School discipline is not about justice; it’s about controlling the masses. School officials are afraid that if they dismiss charges against one student because of extenuating circumstances, then others will commit the same offense, then claim they deserve the same consideration that the first student got. And if that first student happens to be white, then minority students and their parents will claim that treating them any differently constitutes racism. One major problem is that school discipline has always been summary; students have never enjoyed the same protections (such as presumption of innocence) that they would have in the criminal justice system. This expedited system may be adequate for everyday, typical infractions and punishments, but when people start using it for expellable offenses, it falls short. Also, the school system is prosecutor, judge, and jury. Suppose you were charged with a crime, and the judge and jurors at your trial were all employed by the police department or district attorney’s office. That’s exactly what happens with school board discipline hearings. The members often know the principals who refer students for expulsion, and they have a conflict of interest between protecting the rights of the accused and keeping other students from misbehaving. And don’t forget politics.
I’ll probably never have children, but if they do, they’re attending private school.

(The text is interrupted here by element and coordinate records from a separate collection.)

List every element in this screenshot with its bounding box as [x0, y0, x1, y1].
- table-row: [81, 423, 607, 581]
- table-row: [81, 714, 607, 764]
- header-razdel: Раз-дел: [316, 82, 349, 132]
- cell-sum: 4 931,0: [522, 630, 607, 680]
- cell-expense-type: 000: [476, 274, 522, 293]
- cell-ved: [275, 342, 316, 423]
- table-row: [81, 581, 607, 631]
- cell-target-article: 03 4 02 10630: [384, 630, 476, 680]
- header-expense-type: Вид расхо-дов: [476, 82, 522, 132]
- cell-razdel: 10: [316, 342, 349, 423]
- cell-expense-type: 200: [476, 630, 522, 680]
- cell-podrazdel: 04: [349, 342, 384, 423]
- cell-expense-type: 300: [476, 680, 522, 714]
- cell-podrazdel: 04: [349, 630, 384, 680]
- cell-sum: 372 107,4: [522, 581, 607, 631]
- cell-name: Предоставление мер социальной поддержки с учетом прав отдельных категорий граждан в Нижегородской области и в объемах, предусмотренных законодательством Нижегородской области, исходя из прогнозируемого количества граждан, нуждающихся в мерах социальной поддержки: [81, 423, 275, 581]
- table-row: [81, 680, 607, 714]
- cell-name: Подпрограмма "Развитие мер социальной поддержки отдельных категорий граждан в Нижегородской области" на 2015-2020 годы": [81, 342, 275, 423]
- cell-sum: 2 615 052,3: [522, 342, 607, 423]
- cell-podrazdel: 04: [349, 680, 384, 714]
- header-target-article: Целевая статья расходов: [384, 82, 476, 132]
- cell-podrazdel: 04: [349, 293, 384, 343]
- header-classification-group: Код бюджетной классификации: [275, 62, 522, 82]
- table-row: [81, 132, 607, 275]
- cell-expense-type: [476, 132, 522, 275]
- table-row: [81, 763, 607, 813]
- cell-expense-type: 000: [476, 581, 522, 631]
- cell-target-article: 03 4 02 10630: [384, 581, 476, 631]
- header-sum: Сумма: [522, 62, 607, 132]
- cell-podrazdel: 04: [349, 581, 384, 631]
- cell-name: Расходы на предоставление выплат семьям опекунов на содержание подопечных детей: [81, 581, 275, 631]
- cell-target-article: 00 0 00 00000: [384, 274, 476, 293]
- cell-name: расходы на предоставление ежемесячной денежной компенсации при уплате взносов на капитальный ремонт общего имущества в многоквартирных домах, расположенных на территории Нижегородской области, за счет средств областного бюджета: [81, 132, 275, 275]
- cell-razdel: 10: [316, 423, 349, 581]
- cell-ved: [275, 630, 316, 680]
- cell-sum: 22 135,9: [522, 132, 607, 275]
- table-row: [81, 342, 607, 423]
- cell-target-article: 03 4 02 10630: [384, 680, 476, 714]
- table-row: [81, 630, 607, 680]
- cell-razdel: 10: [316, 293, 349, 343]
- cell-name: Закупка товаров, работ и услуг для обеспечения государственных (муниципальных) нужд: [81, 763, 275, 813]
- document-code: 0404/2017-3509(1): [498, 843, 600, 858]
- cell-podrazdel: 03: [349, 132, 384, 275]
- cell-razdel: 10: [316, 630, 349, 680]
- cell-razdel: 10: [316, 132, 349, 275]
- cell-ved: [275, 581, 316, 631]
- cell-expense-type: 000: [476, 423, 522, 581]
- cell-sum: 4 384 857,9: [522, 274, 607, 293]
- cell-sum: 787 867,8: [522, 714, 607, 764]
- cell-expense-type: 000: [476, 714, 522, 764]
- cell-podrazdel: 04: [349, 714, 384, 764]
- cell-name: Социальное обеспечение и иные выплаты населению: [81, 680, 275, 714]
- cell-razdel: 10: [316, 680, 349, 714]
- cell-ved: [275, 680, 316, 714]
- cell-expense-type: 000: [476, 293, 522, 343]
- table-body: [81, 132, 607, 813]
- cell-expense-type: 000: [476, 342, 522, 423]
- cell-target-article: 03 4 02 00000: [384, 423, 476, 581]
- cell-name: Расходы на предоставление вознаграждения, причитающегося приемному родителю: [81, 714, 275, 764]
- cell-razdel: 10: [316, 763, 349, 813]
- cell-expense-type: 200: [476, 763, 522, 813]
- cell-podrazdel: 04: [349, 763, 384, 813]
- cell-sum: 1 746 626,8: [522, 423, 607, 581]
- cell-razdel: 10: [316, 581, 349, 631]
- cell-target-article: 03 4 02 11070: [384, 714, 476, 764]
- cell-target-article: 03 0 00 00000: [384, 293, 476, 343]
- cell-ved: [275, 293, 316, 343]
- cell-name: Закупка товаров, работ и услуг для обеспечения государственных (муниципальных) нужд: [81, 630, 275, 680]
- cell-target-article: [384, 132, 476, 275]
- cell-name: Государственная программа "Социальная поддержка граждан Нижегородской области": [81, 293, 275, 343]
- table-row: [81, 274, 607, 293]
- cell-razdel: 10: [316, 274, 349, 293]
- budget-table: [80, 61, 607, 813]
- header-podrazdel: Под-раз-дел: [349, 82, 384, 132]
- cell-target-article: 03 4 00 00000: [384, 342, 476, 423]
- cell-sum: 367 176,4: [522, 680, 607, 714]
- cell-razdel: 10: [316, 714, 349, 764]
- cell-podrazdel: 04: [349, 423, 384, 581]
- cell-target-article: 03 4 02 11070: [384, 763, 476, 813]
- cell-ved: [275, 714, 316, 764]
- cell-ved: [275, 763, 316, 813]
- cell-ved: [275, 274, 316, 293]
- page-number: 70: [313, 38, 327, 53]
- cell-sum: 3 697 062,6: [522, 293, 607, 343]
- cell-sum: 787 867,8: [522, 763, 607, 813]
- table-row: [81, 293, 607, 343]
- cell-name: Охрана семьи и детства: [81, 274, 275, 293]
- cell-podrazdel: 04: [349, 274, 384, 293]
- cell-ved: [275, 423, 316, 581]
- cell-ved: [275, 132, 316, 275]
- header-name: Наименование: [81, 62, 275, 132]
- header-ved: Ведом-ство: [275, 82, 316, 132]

Period. End of discussion.
John, I strongly recommend getting that lawyer. The ACLU may help, though they have lately backed off of scholastic cases with the exception of free speech issues. You may have better luck getting assistance from the Rutherford Institute. They are a non-profit organization with an excellent track record against zero tolerance abuses. They have an online assistance request form here: http://www.rutherford.org/help_now/online_help_request_form.asp.
Both groups could likely assist you in finding local representation if they are not able to help you themselves.
Common Sense - an oxymoron
As a state congressman once told me, paraphrasing another well-known quote, “you can’t legislate common sense”!
this reporter from Fox 26 has a really good story on zero tolerance in spring isd airing on fox 26 news tonight (thursday)…he also has it on his blog.